Q&A – Fasciated African Violets

Roger R. asks Annie:

Q Hi Annie,

I have a number of plants (one purchased plus additional ones I propagated) of Music Box Dancer.  When I prune off suckers to avoid multiple crowning, I get rapid (few weeks) and prolific growth of new leaves at the lesion.  And they rapidly grow into new little crowns if I don’t continually cut them off.  But that makes an ugly lopsided plant with a hole on the side where I prune out the new suckers.  Is this something that is variety specific?  I don’t do anything special except carefully extract the cut off sucker.

The first photo shows a lesion where I just removed some suckers.
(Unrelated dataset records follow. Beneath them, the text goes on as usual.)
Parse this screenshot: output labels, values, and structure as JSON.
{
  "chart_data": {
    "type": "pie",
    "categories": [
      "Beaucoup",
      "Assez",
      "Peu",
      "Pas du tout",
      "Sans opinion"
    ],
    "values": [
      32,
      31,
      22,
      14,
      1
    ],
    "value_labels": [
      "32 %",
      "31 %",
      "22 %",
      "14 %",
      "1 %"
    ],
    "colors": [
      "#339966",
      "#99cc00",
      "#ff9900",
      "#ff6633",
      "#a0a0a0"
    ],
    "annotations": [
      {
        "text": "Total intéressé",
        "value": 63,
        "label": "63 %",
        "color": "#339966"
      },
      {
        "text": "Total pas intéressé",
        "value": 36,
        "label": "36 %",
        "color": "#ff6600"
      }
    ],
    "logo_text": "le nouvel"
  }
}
A picture of a fasciated violet. It has lost its crown.
A fasciated violet. It has lost its crown.

The second photo shows a new crown that has developed in just a few months.

A picture of all the suckers that happen after an African violet fasciates.
All the suckers that happened after Roger’s African violet fasciated.
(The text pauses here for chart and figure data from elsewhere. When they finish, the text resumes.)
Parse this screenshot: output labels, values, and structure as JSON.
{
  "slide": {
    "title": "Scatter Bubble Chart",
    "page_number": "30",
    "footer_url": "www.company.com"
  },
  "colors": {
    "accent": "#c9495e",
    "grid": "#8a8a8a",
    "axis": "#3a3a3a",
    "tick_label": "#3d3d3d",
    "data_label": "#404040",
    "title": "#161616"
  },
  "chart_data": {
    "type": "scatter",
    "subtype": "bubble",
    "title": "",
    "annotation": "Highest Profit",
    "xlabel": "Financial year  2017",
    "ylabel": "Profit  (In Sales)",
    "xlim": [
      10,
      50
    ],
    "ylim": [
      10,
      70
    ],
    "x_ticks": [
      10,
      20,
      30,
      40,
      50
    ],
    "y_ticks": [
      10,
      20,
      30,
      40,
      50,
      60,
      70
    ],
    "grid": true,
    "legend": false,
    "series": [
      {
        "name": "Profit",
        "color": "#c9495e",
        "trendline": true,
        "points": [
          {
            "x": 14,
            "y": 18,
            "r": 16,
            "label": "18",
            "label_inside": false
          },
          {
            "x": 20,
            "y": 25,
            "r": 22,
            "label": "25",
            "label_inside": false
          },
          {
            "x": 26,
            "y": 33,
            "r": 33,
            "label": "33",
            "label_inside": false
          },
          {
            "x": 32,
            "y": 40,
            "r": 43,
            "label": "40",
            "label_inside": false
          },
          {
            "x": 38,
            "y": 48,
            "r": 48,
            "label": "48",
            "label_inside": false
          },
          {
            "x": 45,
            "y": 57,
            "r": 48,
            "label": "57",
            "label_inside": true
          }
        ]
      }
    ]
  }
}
The third photo shows another trait of this plant—joined leaf stems.

A Hi Roger!

When I initially looked at the photos you sent, it looked to me like you’d lost the crown of this plant completely.  Once that happens, pretty much all you will get will be suckers.  But I thought more might be going on here, and I suggested that you isolate the plant. I checked in with Joyce on this, and she had some great information to share about how and why African violets sometimes fasciate or “zipper.”
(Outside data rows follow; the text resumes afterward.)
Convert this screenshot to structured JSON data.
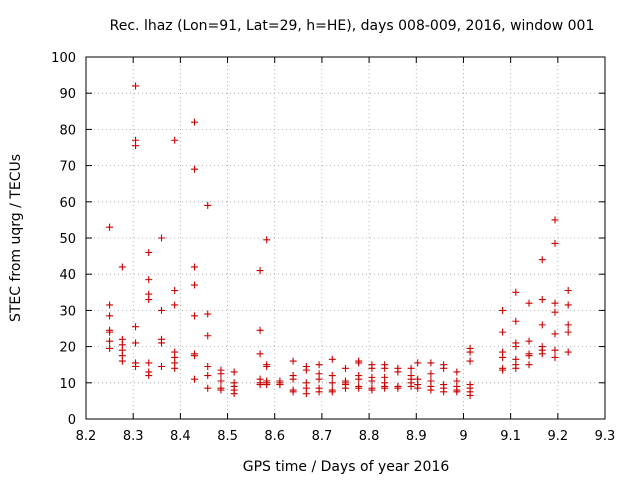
{
  "chart_data": {
    "type": "scatter",
    "title": "Rec. lhaz (Lon=91, Lat=29, h=HE), days 008-009, 2016, window 001",
    "xlabel": "GPS time / Days of year 2016",
    "ylabel": "STEC from uqrg / TECUs",
    "xlim": [
      8.2,
      9.3
    ],
    "ylim": [
      0,
      100
    ],
    "xticks": [
      8.2,
      8.3,
      8.4,
      8.5,
      8.6,
      8.7,
      8.8,
      8.9,
      9.0,
      9.1,
      9.2,
      9.3
    ],
    "xtick_labels": [
      "8.2",
      "8.3",
      "8.4",
      "8.5",
      "8.6",
      "8.7",
      "8.8",
      "8.9",
      "9",
      "9.1",
      "9.2",
      "9.3"
    ],
    "yticks": [
      0,
      10,
      20,
      30,
      40,
      50,
      60,
      70,
      80,
      90,
      100
    ],
    "ytick_labels": [
      "0",
      "10",
      "20",
      "30",
      "40",
      "50",
      "60",
      "70",
      "80",
      "90",
      "100"
    ],
    "marker": "+",
    "color": "#cc0000",
    "series": [
      {
        "name": "STEC",
        "points": [
          [
            8.25,
            53
          ],
          [
            8.25,
            31.5
          ],
          [
            8.25,
            28.5
          ],
          [
            8.25,
            24.5
          ],
          [
            8.25,
            24
          ],
          [
            8.25,
            21.5
          ],
          [
            8.25,
            19.5
          ],
          [
            8.277,
            42
          ],
          [
            8.277,
            22
          ],
          [
            8.277,
            20.5
          ],
          [
            8.277,
            19
          ],
          [
            8.277,
            17.5
          ],
          [
            8.277,
            16
          ],
          [
            8.305,
            92
          ],
          [
            8.305,
            77
          ],
          [
            8.305,
            75.5
          ],
          [
            8.305,
            25.5
          ],
          [
            8.305,
            21
          ],
          [
            8.305,
            15.5
          ],
          [
            8.305,
            14.5
          ],
          [
            8.333,
            46
          ],
          [
            8.333,
            38.5
          ],
          [
            8.333,
            34.5
          ],
          [
            8.333,
            33
          ],
          [
            8.333,
            15.5
          ],
          [
            8.333,
            13
          ],
          [
            8.333,
            12
          ],
          [
            8.36,
            50
          ],
          [
            8.36,
            30
          ],
          [
            8.36,
            22
          ],
          [
            8.36,
            21
          ],
          [
            8.36,
            14.5
          ],
          [
            8.388,
            77
          ],
          [
            8.388,
            35.5
          ],
          [
            8.388,
            31.5
          ],
          [
            8.388,
            18.5
          ],
          [
            8.388,
            17
          ],
          [
            8.388,
            15.5
          ],
          [
            8.388,
            14
          ],
          [
            8.43,
            82
          ],
          [
            8.43,
            69
          ],
          [
            8.43,
            42
          ],
          [
            8.43,
            37
          ],
          [
            8.43,
            28.5
          ],
          [
            8.43,
            18
          ],
          [
            8.43,
            17.5
          ],
          [
            8.43,
            11
          ],
          [
            8.458,
            59
          ],
          [
            8.458,
            29
          ],
          [
            8.458,
            23
          ],
          [
            8.458,
            14.5
          ],
          [
            8.458,
            12
          ],
          [
            8.458,
            8.5
          ],
          [
            8.486,
            13.5
          ],
          [
            8.486,
            12.5
          ],
          [
            8.486,
            10.5
          ],
          [
            8.486,
            8.5
          ],
          [
            8.486,
            8
          ],
          [
            8.514,
            13
          ],
          [
            8.514,
            10
          ],
          [
            8.514,
            9
          ],
          [
            8.514,
            8
          ],
          [
            8.514,
            7
          ],
          [
            8.569,
            41
          ],
          [
            8.569,
            24.5
          ],
          [
            8.569,
            18
          ],
          [
            8.569,
            11
          ],
          [
            8.569,
            10
          ],
          [
            8.569,
            9.5
          ],
          [
            8.583,
            49.5
          ],
          [
            8.583,
            15
          ],
          [
            8.583,
            14.5
          ],
          [
            8.583,
            10.5
          ],
          [
            8.583,
            10
          ],
          [
            8.583,
            9.5
          ],
          [
            8.611,
            10.5
          ],
          [
            8.611,
            10
          ],
          [
            8.611,
            9.5
          ],
          [
            8.639,
            16
          ],
          [
            8.639,
            12
          ],
          [
            8.639,
            11
          ],
          [
            8.639,
            8
          ],
          [
            8.639,
            7.5
          ],
          [
            8.667,
            14.5
          ],
          [
            8.667,
            13.5
          ],
          [
            8.667,
            10
          ],
          [
            8.667,
            8.5
          ],
          [
            8.667,
            7
          ],
          [
            8.694,
            15
          ],
          [
            8.694,
            12.5
          ],
          [
            8.694,
            11
          ],
          [
            8.694,
            8.5
          ],
          [
            8.694,
            7.5
          ],
          [
            8.722,
            16.5
          ],
          [
            8.722,
            12
          ],
          [
            8.722,
            10
          ],
          [
            8.722,
            8
          ],
          [
            8.722,
            7.5
          ],
          [
            8.75,
            14
          ],
          [
            8.75,
            10.5
          ],
          [
            8.75,
            10
          ],
          [
            8.75,
            9.5
          ],
          [
            8.75,
            8.5
          ],
          [
            8.778,
            16
          ],
          [
            8.778,
            15.5
          ],
          [
            8.778,
            12
          ],
          [
            8.778,
            11
          ],
          [
            8.778,
            9
          ],
          [
            8.778,
            8.5
          ],
          [
            8.806,
            15
          ],
          [
            8.806,
            14
          ],
          [
            8.806,
            11.5
          ],
          [
            8.806,
            10.5
          ],
          [
            8.806,
            8.5
          ],
          [
            8.806,
            8
          ],
          [
            8.833,
            15
          ],
          [
            8.833,
            14
          ],
          [
            8.833,
            11.5
          ],
          [
            8.833,
            10
          ],
          [
            8.833,
            9
          ],
          [
            8.833,
            8.5
          ],
          [
            8.861,
            14
          ],
          [
            8.861,
            13
          ],
          [
            8.861,
            9
          ],
          [
            8.861,
            8.5
          ],
          [
            8.889,
            14
          ],
          [
            8.889,
            12
          ],
          [
            8.889,
            11
          ],
          [
            8.889,
            10
          ],
          [
            8.889,
            9
          ],
          [
            8.903,
            15.5
          ],
          [
            8.903,
            11
          ],
          [
            8.903,
            9.5
          ],
          [
            8.903,
            8.5
          ],
          [
            8.931,
            15.5
          ],
          [
            8.931,
            12.5
          ],
          [
            8.931,
            10.5
          ],
          [
            8.931,
            9
          ],
          [
            8.931,
            8
          ],
          [
            8.958,
            15
          ],
          [
            8.958,
            14
          ],
          [
            8.958,
            9.5
          ],
          [
            8.958,
            8.5
          ],
          [
            8.958,
            7.5
          ],
          [
            8.986,
            13
          ],
          [
            8.986,
            10.5
          ],
          [
            8.986,
            9
          ],
          [
            8.986,
            8
          ],
          [
            8.986,
            7.5
          ],
          [
            9.014,
            19.5
          ],
          [
            9.014,
            18.5
          ],
          [
            9.014,
            16
          ],
          [
            9.014,
            9.5
          ],
          [
            9.014,
            8.5
          ],
          [
            9.014,
            7.5
          ],
          [
            9.014,
            6.5
          ],
          [
            9.083,
            30
          ],
          [
            9.083,
            24
          ],
          [
            9.083,
            18.5
          ],
          [
            9.083,
            17
          ],
          [
            9.083,
            14
          ],
          [
            9.083,
            13.5
          ],
          [
            9.111,
            35
          ],
          [
            9.111,
            27
          ],
          [
            9.111,
            21
          ],
          [
            9.111,
            20
          ],
          [
            9.111,
            16.5
          ],
          [
            9.111,
            15
          ],
          [
            9.111,
            14
          ],
          [
            9.139,
            32
          ],
          [
            9.139,
            21.5
          ],
          [
            9.139,
            18
          ],
          [
            9.139,
            17.5
          ],
          [
            9.139,
            15
          ],
          [
            9.167,
            44
          ],
          [
            9.167,
            33
          ],
          [
            9.167,
            26
          ],
          [
            9.167,
            20
          ],
          [
            9.167,
            19
          ],
          [
            9.167,
            18
          ],
          [
            9.194,
            55
          ],
          [
            9.194,
            48.5
          ],
          [
            9.194,
            32
          ],
          [
            9.194,
            29.5
          ],
          [
            9.194,
            23.5
          ],
          [
            9.194,
            19
          ],
          [
            9.194,
            17
          ],
          [
            9.222,
            35.5
          ],
          [
            9.222,
            31.5
          ],
          [
            9.222,
            26
          ],
          [
            9.222,
            24
          ],
          [
            9.222,
            18.5
          ]
        ]
      }
    ]
  }
}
After seeing the first two photos, Joyce said:

“I can’t be certain, but I suspect that the strain Roger purchased of the original Music Box Dancer has a genetic tendency to become fasciated. That’s often what is happening when a crown begins to sucker. You can almost see the suckers lining up in the first photo. Since fasciation is genetic, once it shows itself, all the propagated offspring will show the tendency too. The only cure will be to buy a different strain of the variety (from a different dealer.) These probably can’t be corrected.

And after seeing the third photo of the split stem leaves, she added: “That fasciated leaf is confirmation of my theory. Yes. The plant strain has a genetic weakness to fasciate. Another strain of the variety would probably not be so inclined. It’s not that it is massively unstable, but that it has sported to this undesirable trait and it will pass the trait to all propagated babies.

Joyce sent an article which appeared in a Growing Tips a year or so ago, and she gave permission for me to publish it here on the podcast Website.

Roger, I hope this answers your question!